L’idée de Marcel Légaut de distinguer l’autorité de fonction et l’autorité de mission est intéressante à condition que la ‘’mission’’ soit première et donc qu’elle soit exercée par le  pape. En effet, comme le suggère Claude Geffré, ce n’est pas l’Église  qui définit la mission, c’est la mission qui détermine le visage de l’Église, afin qu’elle soit le signe du Royaume de Dieu. C’est dire  l’importance cruciale du choix du Pape. Ce qui compte, ce n’est pas sa nationalité, ni sa culture, c’est son expérience humaine, sa connaissance des hommes, la variété des ministères exercés, sa proximité avec le terrain, avec la base, sa rencontre avec la vraie misère des hommes, des femmes, des familles.

 

 

Prenons deux papes italiens récents. Pie XII, diplomate et juriste, sans aucune expérience pastorale de terrain, très réservé sur les droits de l’homme, s’est montré beaucoup plus préoccupé de l’Église-Institution que par le peuple des fidèles. Et si les péchés d’omission sont parmi les plus graves (Mt 25, 31-46), les  multiples silences de ce pape, sur la conquête de l’Éthiopie et de l’Albanie par Mussolini, sur l’attaque sauvage de la Pologne catholique par Hitler sans oublier celui sur la Shoah, devraient interdire toute canonisation.

 

Si Jean XXIII est apparu comme une lumière, un espoir, c’est qu’il n’était pas issu de cette sorte de noblesse d’Église qui a fourni tant de pontifes, qu’il n’avait pas vécu de palais en palais et que, au grand scandale de la Curie qui fit tout pour l’en dissuader, il aimait les contacts directs avec les fidèles. Peut-être prenait-il au mot Jésus disant que pour sauver l’homme, il faut arpenter les rues et inviter les pauvres, les estropiés, les aveugles et les boiteux (Mt 14, 13 et 21).

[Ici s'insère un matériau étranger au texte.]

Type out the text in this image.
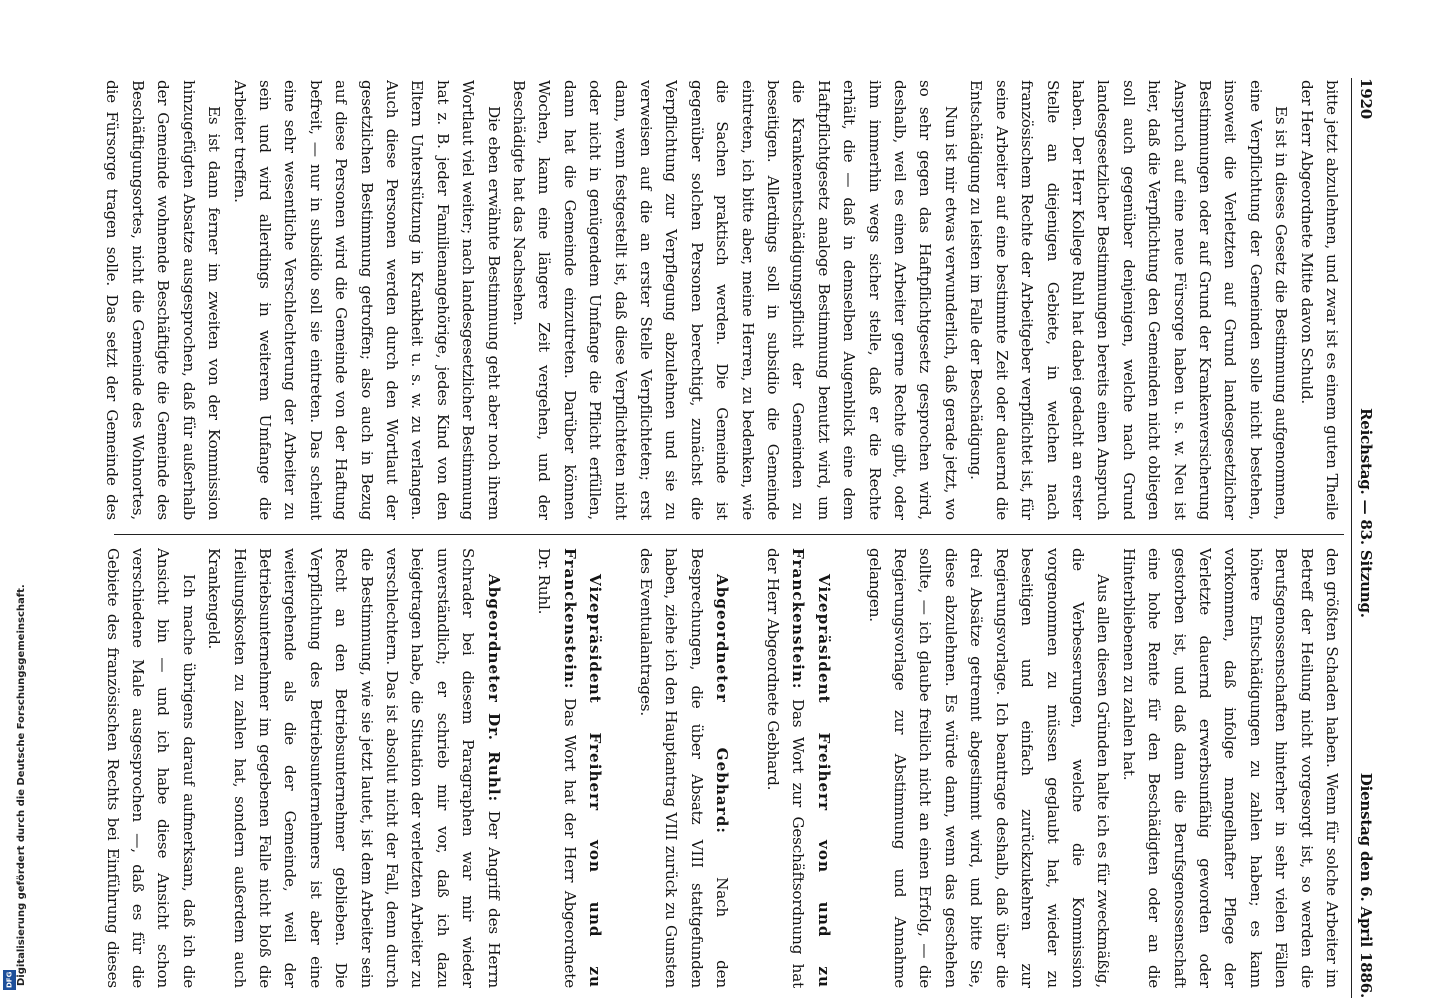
1920
Reichstag. — 83. Sitzung.
Dienstag den 6. April 1886.

bitte jetzt abzulehnen, und zwar ist es einem guten Theile der Herr Abgeordnete Mitte davon Schuld.

Es ist in dieses Gesetz die Bestimmung aufgenommen, eine Verpflichtung der Gemeinden solle nicht bestehen, insoweit die Verletzten auf Grund landesgesetzlicher Bestimmungen oder auf Grund der Krankenversicherung Anspruch auf eine neue Fürsorge haben u. s. w. Neu ist hier, daß die Verpflichtung den Gemeinden nicht obliegen soll auch gegenüber denjenigen, welche nach Grund landesgesetzlicher Bestimmungen bereits einen Anspruch haben. Der Herr Kollege Ruhl hat dabei gedacht an erster Stelle an diejenigen Gebiete, in welchen nach französischem Rechte der Arbeitgeber verpflichtet ist, für seine Arbeiter auf eine bestimmte Zeit oder dauernd die Entschädigung zu leisten im Falle der Beschädigung.

Nun ist mir etwas verwunderlich, daß gerade jetzt, wo so sehr gegen das Haftpflichtgesetz gesprochen wird, deshalb, weil es einen Arbeiter gerne Rechte gibt, oder ihm immerhin wegs sicher stelle, daß er die Rechte erhält, die — daß in demselben Augenblick eine dem Haftpflichtgesetz analoge Bestimmung benutzt wird, um die Krankenentschädigungspflicht der Gemeinden zu beseitigen. Allerdings soll in subsidio die Gemeinde eintreten, ich bitte aber, meine Herren, zu bedenken, wie die Sachen praktisch werden. Die Gemeinde ist gegenüber solchen Personen berechtigt, zunächst die Verpflichtung zur Verpflegung abzulehnen und sie zu verweisen auf die an erster Stelle Verpflichteten; erst dann, wenn festgestellt ist, daß diese Verpflichteten nicht oder nicht in genügendem Umfange die Pflicht erfüllen, dann hat die Gemeinde einzutreten. Darüber können Wochen, kann eine längere Zeit vergehen, und der Beschädigte hat das Nachsehen.

Die eben erwähnte Bestimmung geht aber noch ihrem Wortlaut viel weiter; nach landesgesetzlicher Bestimmung hat z. B. jeder Familienangehörige, jedes Kind von den Eltern Unterstützung in Krankheit u. s. w. zu verlangen. Auch diese Personen werden durch den Wortlaut der gesetzlichen Bestimmung getroffen; also auch in Bezug auf diese Personen wird die Gemeinde von der Haftung befreit, — nur in subsidio soll sie eintreten. Das scheint eine sehr wesentliche Verschlechterung der Arbeiter zu sein und wird allerdings in weiterem Umfange die Arbeiter treffen.

Es ist dann ferner im zweiten von der Kommission hinzugefügten Absatze ausgesprochen, daß für außerhalb der Gemeinde wohnende Beschäftigte die Gemeinde des Beschäftigungsortes, nicht die Gemeinde des Wohnortes, die Fürsorge tragen solle. Das setzt der Gemeinde des

den größten Schaden haben. Wenn für solche Arbeiter im Betreff der Heilung nicht vorgesorgt ist, so werden die Berufsgenossenschaften hinterher in sehr vielen Fällen höhere Entschädigungen zu zahlen haben; es kann vorkommen, daß infolge mangelhafter Pflege der Verletzte dauernd erwerbsunfähig geworden oder gestorben ist, und daß dann die Berufsgenossenschaft eine hohe Rente für den Beschädigten oder an die Hinterbliebenen zu zahlen hat.

Aus allen diesen Gründen halte ich es für zweckmäßig, die Verbesserungen, welche die Kommission vorgenommen zu müssen geglaubt hat, wieder zu beseitigen und einfach zurückzukehren zur Regierungsvorlage. Ich beantrage deshalb, daß über die drei Absätze getrennt abgestimmt wird, und bitte Sie, diese abzulehnen. Es würde dann, wenn das geschehen sollte, — ich glaube freilich nicht an einen Erfolg, — die Regierungsvorlage zur Abstimmung und Annahme gelangen.

Vizepräsident Freiherr von und zu Franckenstein: Das Wort zur Geschäftsordnung hat der Herr Abgeordnete Gebhard.

Abgeordneter Gebhard: Nach den Besprechungen, die über Absatz VIII stattgefunden haben, ziehe ich den Hauptantrag VIII zurück zu Gunsten des Eventualantrages.

Vizepräsident Freiherr von und zu Franckenstein: Das Wort hat der Herr Abgeordnete Dr. Ruhl.

Abgeordneter Dr. Ruhl: Der Angriff des Herrn Schrader bei diesem Paragraphen war mir wieder unverständlich; er schrieb mir vor, daß ich dazu beigetragen habe, die Situation der verletzten Arbeiter zu verschlechtern. Das ist absolut nicht der Fall, denn durch die Bestimmung, wie sie jetzt lautet, ist dem Arbeiter sein Recht an den Betriebsunternehmer geblieben. Die Verpflichtung des Betriebsunternehmers ist aber eine weitergehende als die der Gemeinde, weil der Betriebsunternehmer im gegebenen Falle nicht bloß die Heilungskosten zu zahlen hat, sondern außerdem auch Krankengeld.

Ich mache übrigens darauf aufmerksam, daß ich die Ansicht bin — und ich habe diese Ansicht schon verschiedene Male ausgesprochen —, daß es für die Gebiete des französischen Rechts bei Einführung dieses

Digitalisierung gefördert durch die Deutsche Forschungsgemeinschaft.
DFG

C’était un fils de paysans pauvres, repéré par un curé perspicace, envoyé dans des postes difficiles en Bulgarie et en Turquie où il sauva des milliers de juifs, avec des engagements généreux sur le terrain mais si peu appréciés des bureaux du Vatican,  qu’il écrira : « Je suis évêque depuis 20 mois. Comme il m’était facile de le prévoir, mon ministère devait m’apporter beaucoup de tribulations. Mais celles-ci ne viennent pas des Bulgares pour lesquels je travaille, mais bien des organes centraux de l’administration ecclésiastique. C’est une forme de mortification et d’humiliation à laquelle je ne m’attendais pas ».

 

Puisse l’Esprit Saint insuffler au prochain conclave une redéfinition du profil requis pour ce poste de Vicaire du Christ qui commencera son pontificat, j’en suis persuadé,  par lutter contre la papolâtrie qui recommence à sévir après la trop courte parenthèse de l’inoubliable Jean XXIII  et qui aura même le courage d’abandonner le projet de béatification de Jean-Paul II,  qui s’inscrit, plus ou moins consciemment, dans la tradition des empereurs romains qui s’empressaient de diviniser leur prédécesseur.

 

Puisse aussi l’Esprit Saint faire que le Vatican, malgré ses ors et ses splendeurs, soit l’État le plus accueillant au monde, le plus ouvert aux pauvres, aux immigrés, le plus transparent et le plus miséricordieux dans son administration, comme dans sa justice.

 

Et, au terme de cette réflexion, la question implicite de Marcel Légaut, d’Hans Kung et de Claude Geffré ne serait-elle pas celle-ci : quand il reviendra dans la gloire, Jésus trouvera-t-il de la foi à la tête de l’Église, de cette foi qui n’a pas besoin d’être défendue à coup de décrets, de surveillance, de condamnations, parce qu’elle se traduit en amour et service du prochain.